A minha mala actual tem tudo e mais alguma coisa lá dentro e já não suporta mais nada. Tenho a minha carteira, a carteira dos documentos do Duarte, o porta-moedas, a bolsa dos comprimidos, a agenda, lenços de papel,acessórios das lentes de contacto, esferografica, bloco de apontamentos, batons e gloss, tretas e afins, mais um par de meias e meia volta, uns brinquedos também!
Preciso de uma mala nova, mas ainda não encontrei nenhuma que me caia no goto… Tem que ser prática, relativamente grande e ter muitos bolsinhos, para o telelé, chaves e tretas afins… mas porque é que trago tanta coisa dentro da mala?! Ideias aceitam-se… o melhor era fazer uma, não era?
Sou tão esquisita e estou cada vez pior!
2007-08-19
Pensamento Positivo
O concerto da Marisa foi absolutamente extraordinário, divino. Fiquei completamente extasiada e feliz. Recomendo vivamente.
O fim-de-semana foi cansativo, mas muito positivo.
Obrigada a todos.
2007-08-17
I won't let the sun go down on me
Na onda das boas energias sentidas ontem à noite, continuo com boas energias hoje!

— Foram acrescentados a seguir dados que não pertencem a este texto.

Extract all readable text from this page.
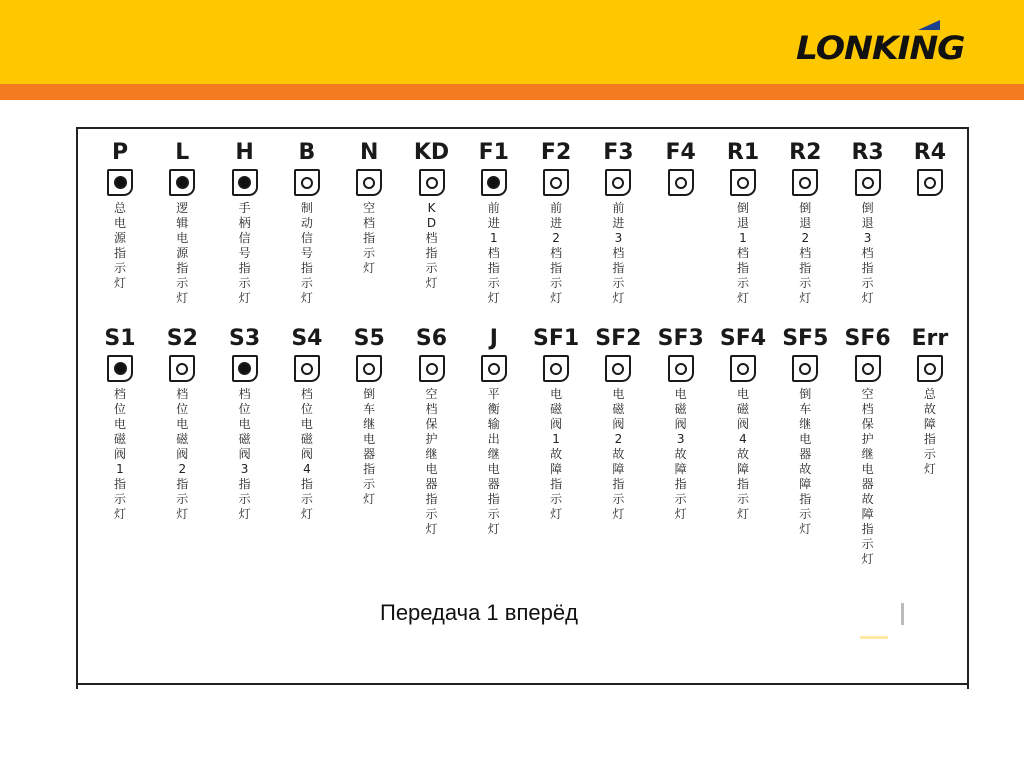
LONKING
P
总电源指示灯
L
逻辑电源指示灯
H
手柄信号指示灯
B
制动信号指示灯
N
空档指示灯
KD
KD档指示灯
F1
前进1档指示灯
F2
前进2档指示灯
F3
前进3档指示灯
F4	R1
倒退1档指示灯
R2
倒退2档指示灯
R3
倒退3档指示灯
R4
S1
档位电磁阀1指示灯
S2
档位电磁阀2指示灯
S3
档位电磁阀3指示灯
S4
档位电磁阀4指示灯
S5
倒车继电器指示灯
S6
空档保护继电器指示灯
J
平衡输出继电器指示灯
SF1
电磁阀1故障指示灯
SF2
电磁阀2故障指示灯
SF3
电磁阀3故障指示灯
SF4
电磁阀4故障指示灯
SF5
倒车继电器故障指示灯
SF6
空档保护继电器故障指示灯
Err
总故障指示灯
Передача 1 вперёд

Fiz uma deliciosa quiche para jantar, acompanhada de amigos e uma excelente sobremesa trazida pela amiga (um beijinho para ela e para a Palominha dela!!). Fomos tomar café, passo a publicidade, ao Arte Caffé e que bem se estava, acompanhada de outra amiga e de óptima música a animar o ambiente. Que bem me soube desanuviar de um dia que tinha sido tão cansativo.
Ela não imagina a falta que me faz. Amigas à distância. Há muitos anos que assim é e no entanto continuamos amigas à brava! A falta que ela me faz… sabe tão bem quando temos uns bocaditos de energia positiva. Obrigada amiga.

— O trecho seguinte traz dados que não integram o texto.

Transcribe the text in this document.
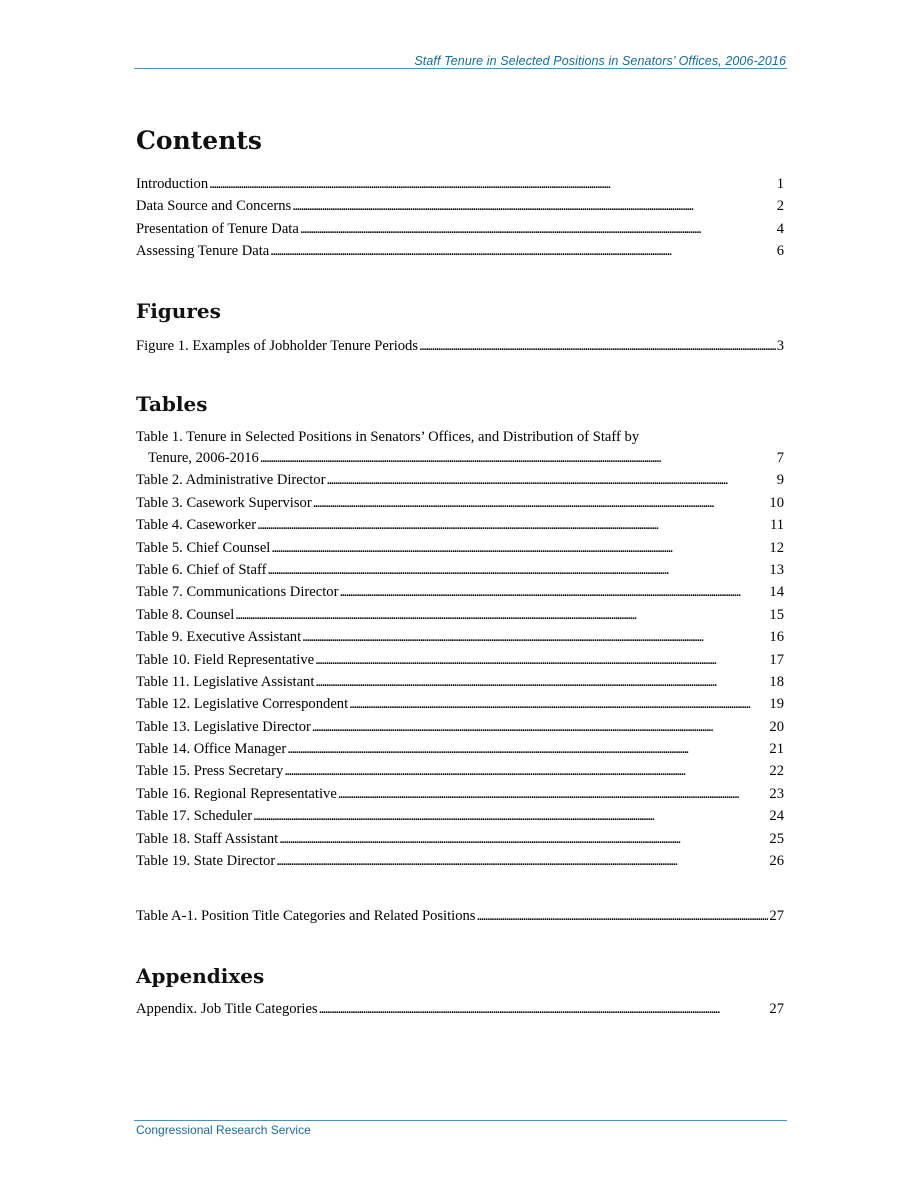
Staff Tenure in Selected Positions in Senators’ Offices, 2006-2016
Contents
Introduction . . .	1
Data Source and Concerns . . .	2
Presentation of Tenure Data . . .	4
Assessing Tenure Data . . .	6
Figures
Figure 1. Examples of Jobholder Tenure Periods . . .	3
Tables
Table 1. Tenure in Selected Positions in Senators’ Offices, and Distribution of Staff by
Tenure, 2006-2016 . . .	7
Table 2. Administrative Director . . .	9
Table 3. Casework Supervisor . . .	10
Table 4. Caseworker . . .	11
Table 5. Chief Counsel . . .	12
Table 6. Chief of Staff . . .	13
Table 7. Communications Director . . .	14
Table 8. Counsel . . .	15
Table 9. Executive Assistant . . .	16
Table 10. Field Representative . . .	17
Table 11. Legislative Assistant . . .	18
Table 12. Legislative Correspondent . . .	19
Table 13. Legislative Director . . .	20
Table 14. Office Manager . . .	21
Table 15. Press Secretary . . .	22
Table 16. Regional Representative . . .	23
Table 17. Scheduler . . .	24
Table 18. Staff Assistant . . .	25
Table 19. State Director . . .	26
Table A-1. Position Title Categories and Related Positions . . .	27
Appendixes
Appendix. Job Title Categories . . .	27
Congressional Research Service
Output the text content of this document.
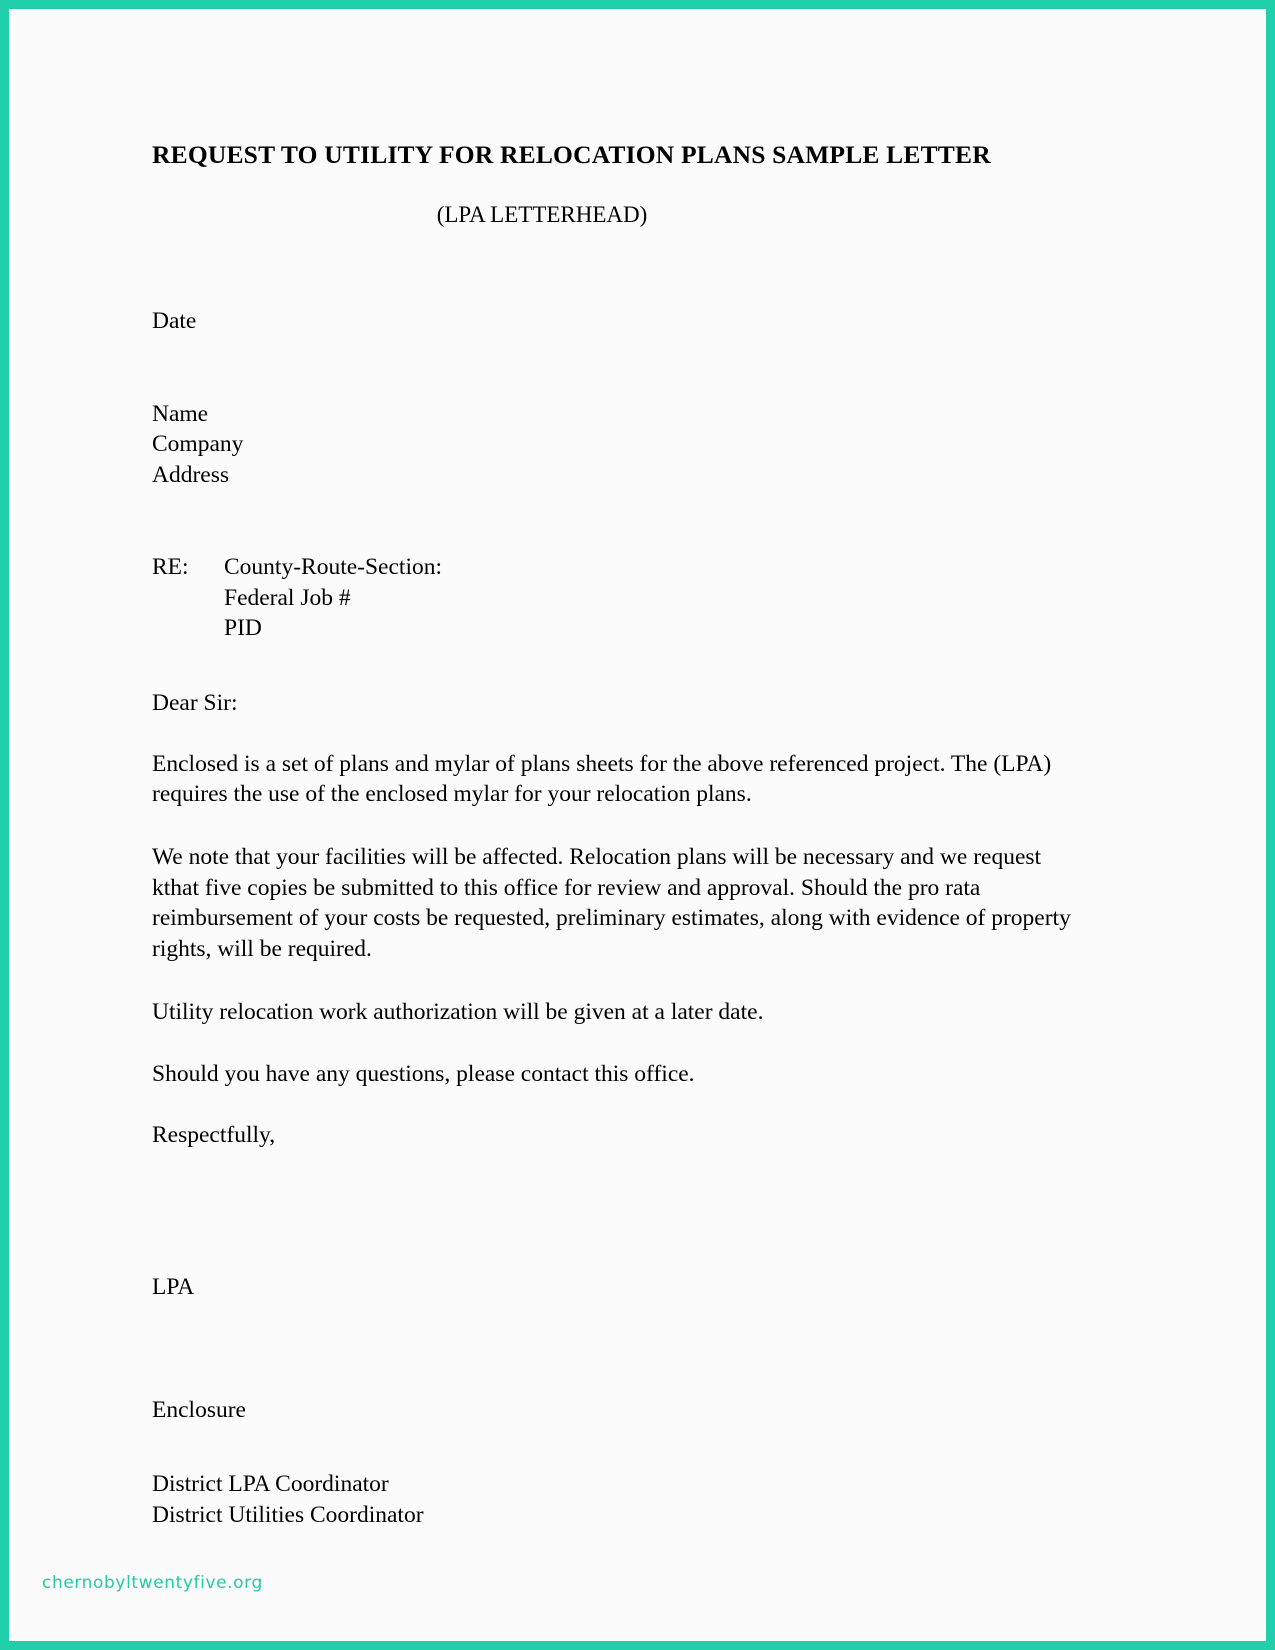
REQUEST TO UTILITY FOR RELOCATION PLANS SAMPLE LETTER
(LPA LETTERHEAD)
Date
Name
Company
Address
RE:	County-Route-Section:
Federal Job #
PID
Dear Sir:

Enclosed is a set of plans and mylar of plans sheets for the above referenced project. The (LPA) requires the use of the enclosed mylar for your relocation plans.

We note that your facilities will be affected. Relocation plans will be necessary and we request kthat five copies be submitted to this office for review and approval. Should the pro rata reimbursement of your costs be requested, preliminary estimates, along with evidence of property rights, will be required.

Utility relocation work authorization will be given at a later date.

Should you have any questions, please contact this office.

Respectfully,
LPA
Enclosure
District LPA Coordinator
District Utilities Coordinator
chernobyltwentyfive.org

Hoje é dia de Mariza no Convento de Cristo. Vou jantar ao Macdonald’s (passando a publicidade), mas não recomendo, faz mal à saúde. Devia comer umas sardinhitas, com pimento assado, para acompanhar o fado… mas depois ficava a arrotar a pimento toda a noite! …e isso não pode ser!
Deixo esta música, que ouvi ontem e já não ouvia há tanto tempo
Energia Positiva
2007-08-13
Paraiso
Andamos, andamos, subimos, subimos e finalmente chegamos a Terras de Bouro, à Quinta Ninfa dos Sonhos, mais conhecida por “casa do Stevie”!
Que bem que soube estar de volta ao verde, ao ar do Gerês e ao Homem, o meu rio…
Não podemos demorar tanto tempo a voltar, um ano, são muitos dias! Passou tão depressa o fim-de-semana que soube a pouco, mas deu para “matar” saudades e revitalizar a mente, que tem andado muito cansada…
Paz e Amor, Peace and Love
São ou não, os oito meses mais lindos que alguma vez se viu?! São pois, claro que são!
2007-08-07
Lamento que não se veja mais do que aquilo que se quer ver.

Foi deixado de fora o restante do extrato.